浦島伝説
イエスタディ ワンス モア
イエスタディ ワンス モア
「浦島伝説」
作 中島 奈美
《登場人物》
浦島 年齢不詳の女奇術師。ウリはナイフ投げ。
文也 浦島の恋人。実は幽霊。その姿は浦島にしか見えない。
慎平 浦島の新しい恋人。神の道を説いてまわる伝道師。
支配人(伍郎) 浦島の出演している劇場の支配人。
マリ 浦島の舞台のアシスタント。
綾香 隣に引っ越してきた若くて可愛い女の子。
山口 天使・・・? 神に仕えるサラリーマン。
先代の浦島 浦島の父親。
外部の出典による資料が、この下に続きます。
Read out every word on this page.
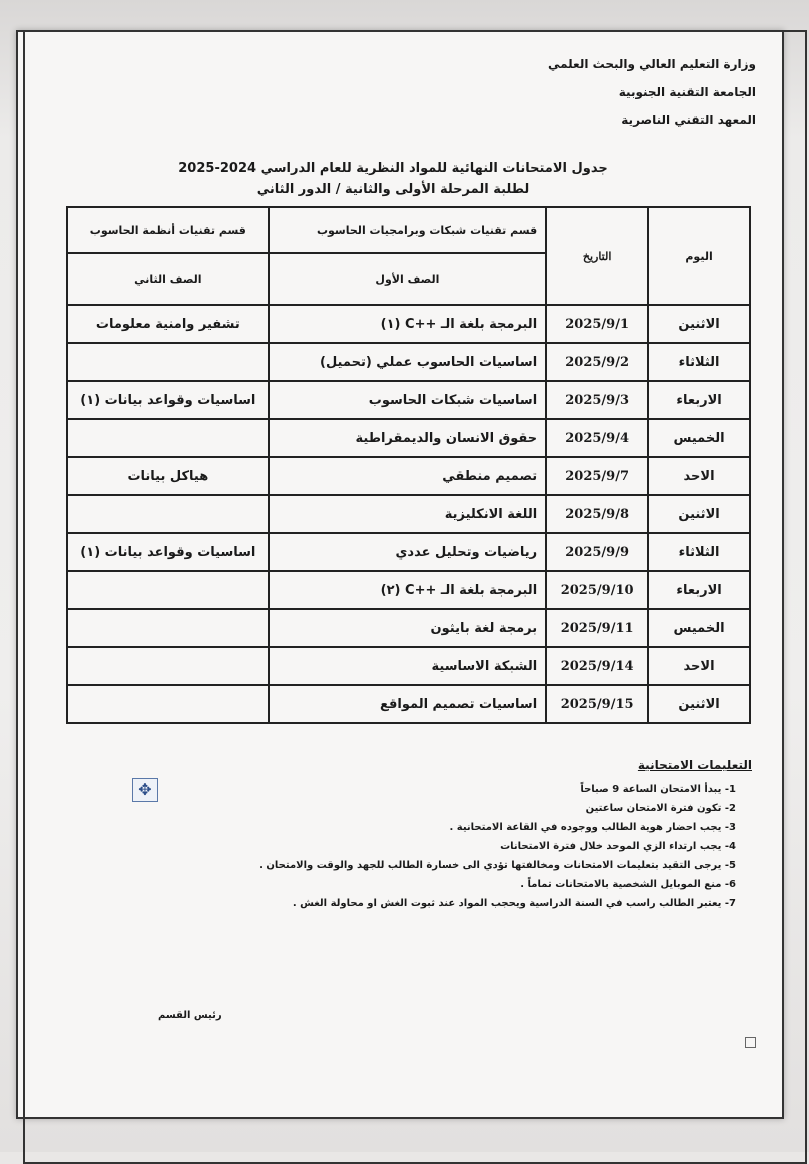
وزارة التعليم العالي والبحث العلمي
الجامعة التقنية الجنوبية
المعهد التقني الناصرية
جدول الامتحانات النهائية للمواد النظرية للعام الدراسي 2024-2025
لطلبة المرحلة الأولى والثانية / الدور الثاني
اليوم	التاريخ	قسم تقنيات شبكات وبرامجيات الحاسوب	قسم تقنيات أنظمة الحاسوب
		الصف الأول	الصف الثاني
الاثنين	2025/9/1	البرمجة بلغة الـ ++C (١)	تشفير وامنية معلومات
الثلاثاء	2025/9/2	اساسيات الحاسوب عملي (تحميل)	
الاربعاء	2025/9/3	اساسيات شبكات الحاسوب	اساسيات وقواعد بيانات (١)
الخميس	2025/9/4	حقوق الانسان والديمقراطية	
الاحد	2025/9/7	تصميم منطقي	هياكل بيانات
الاثنين	2025/9/8	اللغة الانكليزية	
الثلاثاء	2025/9/9	رياضيات وتحليل عددي	اساسيات وقواعد بيانات (١)
الاربعاء	2025/9/10	البرمجة بلغة الـ ++C (٢)	
الخميس	2025/9/11	برمجة لغة بايثون	
الاحد	2025/9/14	الشبكة الاساسية	
الاثنين	2025/9/15	اساسيات تصميم المواقع	
✥
التعليمات الامتحانية
1- يبدأ الامتحان الساعة 9 صباحاً
2- تكون فترة الامتحان ساعتين
3- يجب احضار هوية الطالب ووجوده في القاعة الامتحانية .
4- يجب ارتداء الزي الموحد خلال فترة الامتحانات
5- يرجى التقيد بتعليمات الامتحانات ومخالفتها تؤدي الى خسارة الطالب للجهد والوقت والامتحان .
6- منع الموبايل الشخصية بالامتحانات تماماً .
7- يعتبر الطالب راسب في السنة الدراسية ويحجب المواد عند ثبوت الغش او محاولة الغش .
رئيس القسم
舞台の上で派手にパーッと消えるという、
すごい奇術をやったという伝説を残した。
*明かりが入ると、そこは浦島の部屋。
西日の入るアパートの一室。
時代は現代なのだけれど、なんとなく七十年代を思わせる懐かしさの
漂う空間である。
部屋の中には、ちゃぶ台、扇風機、四本足のテレビ、
大きめのラジカセ、2ドアで丸いフォルムの冷蔵庫など、
レトロな物達が並んでいる。
そして、部屋の隅には、
古ぼけたトランクが置かれている。
*浦島が、ちゃぶ台の上にノートを開き、
そろばんを使って帳簿をつけている。
時折、大きなため息をつく。
浦島の恋人の文也が、浦島の様子をチラチラ伺いながら、
トランクに座って新聞を読んでいる。
浦島は、相当、機嫌が悪いようだ。
文也 (記事を読みながら、ブツブツつぶやいている)
・・・・・フーン・・・・なるほど・・・・・・・
ヘェー・・・・・(浦島のほうを見る)
浦島 (無視してそろばんをはじいている)
文也 ・・・・・あーあ、最近、何にも面白いことないよな・・・・・
ま、政治がどうなろうが、景気がどうなろうが、ボクには関係ないことだけどさ・・・・
(浦島のほうを見る)
浦島 (やはり無視して、そろばんをはじいている)
文也 そう言えば、角のせんべい屋、潰れたんだってね。